Un paio d’anni sono passati dal loro debutto “The Seed, the Vessel, the Roots and All” e i New Pagans ci riprovano. Non era di certo facile confermare l’ottimo esordio ma con questo nuovo album la band di Belfast ci fa accomodare, ci serve dell’ottima birra irlandese e ci delizia con queste nuove dieci canzoni che, permetteteci l’audacia, possiamo definire dieci piccoli gioielli.
Non posso nascondermi dietro a un dito. E accetto ogni singola critica sulla mia sfacciata parzialità (che ritengo ovviamente giustificata) ma ho amato “Making Circles of Our Own” sin dal primo ascolto. Quindi non fidatevi dell’otto in pagella che ho assegnato al disco ( “i 9 e i 10 si danno solo a Sgt. Pepper’s…” cit.), la troppa generosità nasconde sempre un interesse nascosto penseranno i più maliziosi. Quindi non vi resta che spendere quaranta minuti della vostra intensissima giornata e controllare di persona.
Lyndsey McDougall e i suoi compagni di viaggio hanno trovato un equilibrio tra testi e musica, tra poesia e emozioni. Siamo in pieno territorio rock, chiamiamolo post punk, rock alternativo, che differenza fa? Quello che sorprende è l’abilità che hanno questi cinque artisti nel creare canzoni splendide e avare: non amano darti tutto subito, non sono di certo come quei chewing gum che dopo pochi secondi perdono repentinamente la loro dolcezza e provocano solo fatica e dolore alle mascelle.
Ascoltiamo “Karin Was Not A Rebel”, il brano dedicato all’interior designer Karin Bergöö Larsson. In poco più di quattro minuti questi eccentrici irlandesi ci mettono un intro, poi due chorus, un altro ponte a cui segue l’outro. E ogni passaggio potrebbe avere una vita propria, un corpo con più cuori. E’ proprio questa qualità che si respira per l’intero album.
La toccante “A Process of Becoming” raggiunge punte di drammaticità che ne fanno, forse, il brano più elegante dell’album, classifica questa molto relativa, ogni brano nasconde sorprese che colpiscono nei vari ascolti successivi. La successiva “Fresh Young Overlook” ha invece un cambio di ritmo che accompagna allo spendido finale.

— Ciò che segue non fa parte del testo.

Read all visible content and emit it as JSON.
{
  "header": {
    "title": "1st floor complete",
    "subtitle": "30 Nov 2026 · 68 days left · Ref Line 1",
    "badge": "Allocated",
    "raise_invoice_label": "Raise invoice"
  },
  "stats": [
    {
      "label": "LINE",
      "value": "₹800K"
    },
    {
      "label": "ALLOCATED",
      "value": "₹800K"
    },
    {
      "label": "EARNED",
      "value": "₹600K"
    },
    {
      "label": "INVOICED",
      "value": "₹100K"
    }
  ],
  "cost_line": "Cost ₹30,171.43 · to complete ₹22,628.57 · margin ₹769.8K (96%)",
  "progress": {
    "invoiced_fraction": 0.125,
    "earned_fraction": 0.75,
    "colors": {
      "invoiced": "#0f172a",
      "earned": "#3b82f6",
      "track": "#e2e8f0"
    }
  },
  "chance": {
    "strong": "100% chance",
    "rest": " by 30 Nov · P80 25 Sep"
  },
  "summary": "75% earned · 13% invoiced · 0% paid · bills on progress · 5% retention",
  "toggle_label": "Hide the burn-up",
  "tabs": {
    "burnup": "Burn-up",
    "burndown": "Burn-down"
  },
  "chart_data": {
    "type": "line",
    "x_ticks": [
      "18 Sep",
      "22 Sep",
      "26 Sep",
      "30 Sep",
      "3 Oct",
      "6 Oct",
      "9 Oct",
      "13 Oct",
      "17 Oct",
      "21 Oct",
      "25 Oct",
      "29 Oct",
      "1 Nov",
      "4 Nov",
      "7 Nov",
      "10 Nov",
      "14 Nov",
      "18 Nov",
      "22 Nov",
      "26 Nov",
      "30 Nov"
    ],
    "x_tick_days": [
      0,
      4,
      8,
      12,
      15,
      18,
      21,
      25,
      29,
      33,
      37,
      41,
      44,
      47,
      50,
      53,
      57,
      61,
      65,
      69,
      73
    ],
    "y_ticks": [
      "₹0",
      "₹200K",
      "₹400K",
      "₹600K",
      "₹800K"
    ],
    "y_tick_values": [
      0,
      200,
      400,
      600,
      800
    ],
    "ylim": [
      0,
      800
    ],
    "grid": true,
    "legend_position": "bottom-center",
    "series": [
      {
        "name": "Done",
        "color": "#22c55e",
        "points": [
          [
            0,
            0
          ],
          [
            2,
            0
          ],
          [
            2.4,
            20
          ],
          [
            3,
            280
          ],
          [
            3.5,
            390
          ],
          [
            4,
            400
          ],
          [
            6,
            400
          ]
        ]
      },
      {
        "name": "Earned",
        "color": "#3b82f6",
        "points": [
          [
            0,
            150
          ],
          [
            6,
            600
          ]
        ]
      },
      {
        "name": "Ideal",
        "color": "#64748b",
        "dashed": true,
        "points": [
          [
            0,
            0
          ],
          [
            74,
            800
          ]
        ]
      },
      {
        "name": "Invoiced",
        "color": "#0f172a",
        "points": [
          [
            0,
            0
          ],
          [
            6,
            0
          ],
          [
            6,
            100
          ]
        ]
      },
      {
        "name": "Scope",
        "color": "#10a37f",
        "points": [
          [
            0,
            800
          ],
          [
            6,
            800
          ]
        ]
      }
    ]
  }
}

Se “There We Are John”, “Bigger Homes” e “Better People” sono i momenti più taglienti e potenti, gli archi e la voce del chitarrista Cahir O’Doherty fanno di “The State of My Love’s Desires” l’episodio più dolce e introverso della loro completa discografia. L’originale linea di basso di Claire Miskimmin introduce “Hear Me, You Were Always Good” dove la band accenna pure riff reggae, intrecci tra le due chitarre (ricordiamo pure l’altro chitarrista Allan McGreevy e la precisa e potente batteria di Conor McAuley) concludendo in un finale in crescendo. “Find Fault Witn Me” e “Comparable Reflection” contengono chorus che si fanno attendere come belle ragazze al ballo di fine anno ma che provocano un sospiro e la piena consapevolezza di un’attesa meritata.
Per chi come Lyndsey ha nel cuore artisti come Sonic Youth, PJ Harvey e i Pixies, questo è l’album da ascoltare. Non lasciatelo alla periferia dei vostri interessi musicali per nessuna ragione al mondo. Per tutti gli altri, magari i più giovani tra i nostri lettori, vale lo stesso consiglio: ascoltatelo, nulla più.